The third element, the objective standard, was the focus in D.S. v. H. Police Services Board, This case is a useful and important reminder that not every invasion of privacy will lead to a claim for damages.
In the case, a police officer, A.A., had improperly used the police computer to conduct a background check on their ex-spouse’s new lover. The reason later given for this breach of privacy was concern for the safety of the officer’s children. A.A. was disciplined by the Police Service for breaching regulations governing use of police computers for personal reasons. That satisfies the “without lawful justification” requirement.
The information was not circulated beyond A. A. , nor was it used for any other more harmful purpose. However, this closely parallels Jones v. Tsige, the 2012 decision. The judge in the 2024 case felt that because much of the information was available on social media, and there was apparently only one breach, rather than the 174 in Jones, that the objective test was not met.
We can speculate that the judge was influenced also by the fact that A. A. had suffered the Police Services Act discipline, and therefore the actions had not gone unpunished. What the judge said was:
Here, I find the defendant’s use of police resources in this manner to be an abuse of her police powers but a de minimus one. The information learned was in the realm of neutral, biographical information that could be found in a number of public sources. The privacy breach was minimal, such that a reasonable person would not consider it “highly offensive”.
The judge does not refer to Jane Doe 72511 v. N.M., the 2018 case which recognizes a second invasion of privacy tort, the public disclosure of private facts. Given the existence of that tort to punish more serious breaches, should the D.S. case have taken this breach more seriously under the less major intrusion upon seclusion tort?

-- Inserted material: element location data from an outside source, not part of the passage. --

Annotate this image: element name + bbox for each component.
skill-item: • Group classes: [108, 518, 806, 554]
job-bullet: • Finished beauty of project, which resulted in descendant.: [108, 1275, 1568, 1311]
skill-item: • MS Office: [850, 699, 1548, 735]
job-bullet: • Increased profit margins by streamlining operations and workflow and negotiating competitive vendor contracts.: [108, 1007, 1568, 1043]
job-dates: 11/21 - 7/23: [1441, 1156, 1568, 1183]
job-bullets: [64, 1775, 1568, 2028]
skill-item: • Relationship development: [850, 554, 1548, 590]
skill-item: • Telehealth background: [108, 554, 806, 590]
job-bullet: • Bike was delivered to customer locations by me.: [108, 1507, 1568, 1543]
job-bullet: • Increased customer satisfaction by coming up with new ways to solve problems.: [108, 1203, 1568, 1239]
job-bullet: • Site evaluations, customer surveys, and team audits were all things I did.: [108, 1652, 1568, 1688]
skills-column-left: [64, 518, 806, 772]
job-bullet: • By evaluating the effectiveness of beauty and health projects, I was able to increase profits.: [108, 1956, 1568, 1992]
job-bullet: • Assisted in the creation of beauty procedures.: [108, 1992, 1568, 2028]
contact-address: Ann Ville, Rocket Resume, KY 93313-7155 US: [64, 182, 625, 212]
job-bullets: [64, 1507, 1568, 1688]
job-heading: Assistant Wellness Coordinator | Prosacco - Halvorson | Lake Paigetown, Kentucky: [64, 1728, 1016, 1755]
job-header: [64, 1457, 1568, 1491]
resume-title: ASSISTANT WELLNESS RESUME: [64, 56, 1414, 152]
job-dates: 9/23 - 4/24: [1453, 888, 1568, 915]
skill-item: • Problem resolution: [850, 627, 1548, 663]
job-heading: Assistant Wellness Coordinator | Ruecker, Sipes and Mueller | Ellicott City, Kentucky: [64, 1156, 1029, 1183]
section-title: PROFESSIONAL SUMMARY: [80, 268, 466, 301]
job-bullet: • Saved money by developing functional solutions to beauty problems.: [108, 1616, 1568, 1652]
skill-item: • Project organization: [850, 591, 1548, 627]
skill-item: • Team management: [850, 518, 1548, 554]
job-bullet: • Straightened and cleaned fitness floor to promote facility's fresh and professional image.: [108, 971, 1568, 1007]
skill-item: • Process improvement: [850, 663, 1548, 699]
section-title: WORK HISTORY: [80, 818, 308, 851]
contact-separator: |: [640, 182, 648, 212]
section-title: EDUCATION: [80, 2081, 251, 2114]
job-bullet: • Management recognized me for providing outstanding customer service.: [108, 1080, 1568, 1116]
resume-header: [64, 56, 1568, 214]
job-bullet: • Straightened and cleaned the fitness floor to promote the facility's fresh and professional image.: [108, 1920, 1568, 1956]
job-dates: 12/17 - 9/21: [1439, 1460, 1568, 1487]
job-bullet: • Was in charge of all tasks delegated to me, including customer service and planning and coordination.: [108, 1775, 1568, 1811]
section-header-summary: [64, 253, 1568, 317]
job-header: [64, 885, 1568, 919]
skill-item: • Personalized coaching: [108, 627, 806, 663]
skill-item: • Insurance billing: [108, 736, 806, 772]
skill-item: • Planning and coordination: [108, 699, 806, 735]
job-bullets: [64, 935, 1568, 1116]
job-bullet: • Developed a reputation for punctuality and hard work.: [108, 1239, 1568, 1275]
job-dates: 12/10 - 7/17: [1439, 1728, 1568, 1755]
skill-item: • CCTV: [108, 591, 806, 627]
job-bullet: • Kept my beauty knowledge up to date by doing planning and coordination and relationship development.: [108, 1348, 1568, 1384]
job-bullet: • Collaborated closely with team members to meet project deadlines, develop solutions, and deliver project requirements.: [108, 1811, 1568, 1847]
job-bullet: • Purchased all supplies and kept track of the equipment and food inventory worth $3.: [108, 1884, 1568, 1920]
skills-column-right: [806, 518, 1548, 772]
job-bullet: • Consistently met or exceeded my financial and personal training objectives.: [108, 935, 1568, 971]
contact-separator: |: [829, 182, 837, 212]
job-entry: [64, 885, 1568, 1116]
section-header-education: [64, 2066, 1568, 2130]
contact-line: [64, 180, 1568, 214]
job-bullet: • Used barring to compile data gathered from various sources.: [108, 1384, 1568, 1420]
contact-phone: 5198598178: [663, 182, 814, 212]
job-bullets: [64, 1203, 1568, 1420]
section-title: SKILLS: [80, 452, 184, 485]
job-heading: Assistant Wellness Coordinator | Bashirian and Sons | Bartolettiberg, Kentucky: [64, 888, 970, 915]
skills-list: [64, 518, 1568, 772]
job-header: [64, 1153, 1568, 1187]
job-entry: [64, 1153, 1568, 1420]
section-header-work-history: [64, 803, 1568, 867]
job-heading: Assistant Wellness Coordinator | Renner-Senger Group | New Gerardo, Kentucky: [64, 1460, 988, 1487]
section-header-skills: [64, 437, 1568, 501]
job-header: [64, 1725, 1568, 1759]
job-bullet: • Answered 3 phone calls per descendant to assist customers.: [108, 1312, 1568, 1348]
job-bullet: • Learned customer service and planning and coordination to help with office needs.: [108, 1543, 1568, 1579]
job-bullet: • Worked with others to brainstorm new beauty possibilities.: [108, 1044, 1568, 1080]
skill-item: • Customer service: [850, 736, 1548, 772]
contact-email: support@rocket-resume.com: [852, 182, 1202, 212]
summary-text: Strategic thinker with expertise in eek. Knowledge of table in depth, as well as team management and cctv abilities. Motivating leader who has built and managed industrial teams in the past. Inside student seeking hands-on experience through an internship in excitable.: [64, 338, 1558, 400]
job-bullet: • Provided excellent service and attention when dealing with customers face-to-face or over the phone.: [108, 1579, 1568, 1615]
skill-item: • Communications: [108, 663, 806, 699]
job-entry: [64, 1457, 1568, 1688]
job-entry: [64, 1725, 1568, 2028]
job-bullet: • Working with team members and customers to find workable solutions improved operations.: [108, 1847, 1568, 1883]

After all, Jones suggests that the modest “conventional sums” awarded for intrusion upon seclusion should stand as a moral victory. This arguably means that the threshold to recover should be equally modest.
Whether or not we agree with the result, this decision stands as a useful reminder that not every invasion of privacy will give rise to a claim for damages, that “highly offensive” is a significant hurdle to recovery.